Der Start ins neue Jahr ist für die ohnehin bereits leidgeprüften Anleger am Neuen Markt gründlich misslungen. Für die Technologiebranche wirkte die Gewinnwarnung von Intershop wie ein Fanal, das dem kümerlichen Restvertrauen in die Dotcoms einen weiteren herben Schlag versetzte. Das ostdeutsche Wunderkind galt als eine der letzten Bastionen in der stark erschütterten Internet-Landschaft. Bisher beeindruckte Intershop nicht nur mit rasantem Wachstum, sondern auch durch eine erfreuliche Ertragsentwicklung. Während viele Dotcoms das Wort "Gewinnzone" nur in den Mund nahmen, wenn es darum ging, sie zum x-ten Mal zu vertagen, konnte die in Jena gegründete Vorzeigefirma schon zur Jahresmitte 2000 schwarze Zahlen vorlegen, obwohl diese erst fürs Gesamtjahr geplant waren. Der Softwareanbieter verdankte das vor allem dem Siegeszug der Ende 1999 auf den Markt gebrachten E-Commerce-Lösung Enfinity, die als Standardprodukt deutlich höhere Margen abwarf als die bisherigen Produkte. Enfinity, für dessen Entwicklung der Vorstand den ursprünglich für 1999 geplanten Break-even um ein Jahr verschoben hatte, eröffnete Intershop darüber hinaus den Großkundenmarkt. Das Unternehmen gewann zahlreiche Blue Chips als Kunden und verringerte seine Abhängigkeit von anderen Dotcoms auf 10 % vom Umsatz.

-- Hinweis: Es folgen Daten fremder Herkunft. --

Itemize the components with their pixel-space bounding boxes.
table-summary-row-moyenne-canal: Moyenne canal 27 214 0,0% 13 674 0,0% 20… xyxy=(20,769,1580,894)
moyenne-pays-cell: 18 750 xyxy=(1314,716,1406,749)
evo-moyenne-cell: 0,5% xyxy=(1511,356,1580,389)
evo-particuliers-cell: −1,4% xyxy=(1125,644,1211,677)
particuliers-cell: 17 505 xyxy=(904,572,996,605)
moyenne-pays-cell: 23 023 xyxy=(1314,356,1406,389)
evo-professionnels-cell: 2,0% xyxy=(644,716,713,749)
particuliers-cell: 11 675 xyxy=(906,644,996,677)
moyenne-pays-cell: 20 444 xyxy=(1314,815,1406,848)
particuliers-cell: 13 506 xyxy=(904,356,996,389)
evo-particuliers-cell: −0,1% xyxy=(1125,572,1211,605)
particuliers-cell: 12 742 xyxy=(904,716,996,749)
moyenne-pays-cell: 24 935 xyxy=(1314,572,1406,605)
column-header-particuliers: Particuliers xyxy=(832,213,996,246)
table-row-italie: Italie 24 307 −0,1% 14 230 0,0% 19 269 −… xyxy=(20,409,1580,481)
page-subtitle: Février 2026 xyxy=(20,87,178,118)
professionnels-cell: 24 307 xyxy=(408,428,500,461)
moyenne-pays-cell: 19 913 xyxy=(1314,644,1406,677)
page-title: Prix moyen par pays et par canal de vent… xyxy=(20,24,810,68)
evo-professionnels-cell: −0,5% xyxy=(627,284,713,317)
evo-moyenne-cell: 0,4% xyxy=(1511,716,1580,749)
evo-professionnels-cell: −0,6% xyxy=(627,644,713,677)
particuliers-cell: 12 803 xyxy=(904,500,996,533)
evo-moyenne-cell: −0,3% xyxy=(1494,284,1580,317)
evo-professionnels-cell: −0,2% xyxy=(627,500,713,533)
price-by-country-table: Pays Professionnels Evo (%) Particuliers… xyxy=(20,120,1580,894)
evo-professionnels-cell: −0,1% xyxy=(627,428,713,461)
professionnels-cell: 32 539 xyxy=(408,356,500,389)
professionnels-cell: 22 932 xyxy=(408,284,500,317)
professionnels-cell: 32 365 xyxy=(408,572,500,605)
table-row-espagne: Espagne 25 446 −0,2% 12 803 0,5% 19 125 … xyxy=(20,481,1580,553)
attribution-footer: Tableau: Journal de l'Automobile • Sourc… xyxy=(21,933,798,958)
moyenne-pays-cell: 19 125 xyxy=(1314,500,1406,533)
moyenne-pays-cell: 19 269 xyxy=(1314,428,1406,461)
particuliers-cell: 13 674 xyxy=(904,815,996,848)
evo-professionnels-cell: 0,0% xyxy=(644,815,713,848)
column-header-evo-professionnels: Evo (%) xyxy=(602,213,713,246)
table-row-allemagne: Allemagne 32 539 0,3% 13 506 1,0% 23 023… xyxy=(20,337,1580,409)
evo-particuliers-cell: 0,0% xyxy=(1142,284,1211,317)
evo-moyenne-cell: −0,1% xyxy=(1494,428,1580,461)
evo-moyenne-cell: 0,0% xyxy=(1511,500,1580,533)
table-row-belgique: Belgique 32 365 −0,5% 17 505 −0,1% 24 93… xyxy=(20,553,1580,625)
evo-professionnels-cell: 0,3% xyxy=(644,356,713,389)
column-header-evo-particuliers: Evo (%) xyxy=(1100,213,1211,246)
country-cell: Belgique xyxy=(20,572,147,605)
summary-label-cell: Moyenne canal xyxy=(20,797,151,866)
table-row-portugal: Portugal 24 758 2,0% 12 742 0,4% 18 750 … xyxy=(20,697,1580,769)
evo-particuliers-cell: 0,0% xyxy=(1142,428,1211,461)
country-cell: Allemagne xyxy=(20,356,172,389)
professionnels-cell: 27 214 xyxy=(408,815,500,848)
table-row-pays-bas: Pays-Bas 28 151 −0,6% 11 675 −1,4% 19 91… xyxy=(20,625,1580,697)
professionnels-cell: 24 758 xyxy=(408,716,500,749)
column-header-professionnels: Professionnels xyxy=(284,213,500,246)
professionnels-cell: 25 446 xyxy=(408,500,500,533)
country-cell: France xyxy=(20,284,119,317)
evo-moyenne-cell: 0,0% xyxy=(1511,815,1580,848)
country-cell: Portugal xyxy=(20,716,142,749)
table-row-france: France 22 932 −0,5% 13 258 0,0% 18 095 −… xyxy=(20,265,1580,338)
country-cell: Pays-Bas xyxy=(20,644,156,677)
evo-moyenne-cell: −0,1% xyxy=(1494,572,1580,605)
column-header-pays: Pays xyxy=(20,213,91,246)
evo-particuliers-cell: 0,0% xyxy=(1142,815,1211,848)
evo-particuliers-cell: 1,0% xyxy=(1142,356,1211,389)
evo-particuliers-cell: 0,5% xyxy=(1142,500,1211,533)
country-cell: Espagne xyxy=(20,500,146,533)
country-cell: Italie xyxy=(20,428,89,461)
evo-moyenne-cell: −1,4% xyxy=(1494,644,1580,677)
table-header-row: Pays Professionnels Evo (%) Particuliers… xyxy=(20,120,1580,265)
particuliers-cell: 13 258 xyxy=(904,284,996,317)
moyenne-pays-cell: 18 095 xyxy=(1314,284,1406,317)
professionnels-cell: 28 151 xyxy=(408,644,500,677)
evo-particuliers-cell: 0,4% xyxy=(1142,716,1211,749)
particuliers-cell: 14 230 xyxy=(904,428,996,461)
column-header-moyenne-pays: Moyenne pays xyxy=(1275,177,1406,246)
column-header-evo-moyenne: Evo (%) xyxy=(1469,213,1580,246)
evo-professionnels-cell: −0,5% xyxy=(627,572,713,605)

Doch der Erfolg ist dem Management offenbar zu Kopf gestiegen. Der frühe Break-even wurde unbekümmert zum "Betriebsunfall" erklärt. In die Weltliga der Softwarefirmen führte nach Auffassung des strahlenden Jungunternehmers Schambach allein die Priorität von Wachstum vor Ertrag - eine Überzeugung, die bekanntlich von zahlreichen kleinen und größeren Dotcoms dieser Welt geteilt wurde, vor allem von denen, die mit ihrer teuren Expansionsstrategie die "cash burn rate" in die Reihe der Performance-Kennziffern eingeführt haben. Viele dieser Cash Burner waren oder sind "Todeskandidaten", wie der Fall von Gigabell oder jüngst die Liquiditätskrise von Letsbuyit.com gezeigt haben. Von einer derart dramatischen Lage ist Intershop zwar weit entfernt. Das Unternehmen verfügt unbestritten über erfolgreiche Produkte sowie ein funktionierendes Geschäftsmodell und ist auch nicht in seiner Existenz bedroht. Aber Schambach muss sich vorhalten lassen, dass er mit seiner aggressiven Wachstumsstrategie im zweiten Halbjahr dem Vorbild der Cash Burner gefolgt ist: eine teure Werbekampagne und zwei rasch aufeinander folgende Akquisitionen leerten die Kassen.
In dieser kostenträchtigen Expansionsphase wurde das Unternehmen von einer Nachfrageschwäche getroffen, die alle Planzahlen für 2000 zunichte machte. Bereits das dritte Quartal verlief enttäuschend. Schwerer wiegt jedoch die drastische Prognosekorrektur für das Schlussquartal, das nach allgemeiner Auffassung in der Softwarebranche traditionell das umsatzstärkste ist. Die düsteren Andeutungen einer Verlangsamung der IT-Investitionen belasteten die Technologiewerte im Dax und anderswo. Ein weiteres Mal ist die lange erhoffte Bodenbildung bei gebeutelten Werten der New Economy verschoben. Sie wird wohl erst eintreten, wenn die ersten vorläufigen Jahreszahlen kommen - vorausgesetzt, sie sind erfreulicher als die von Intershop.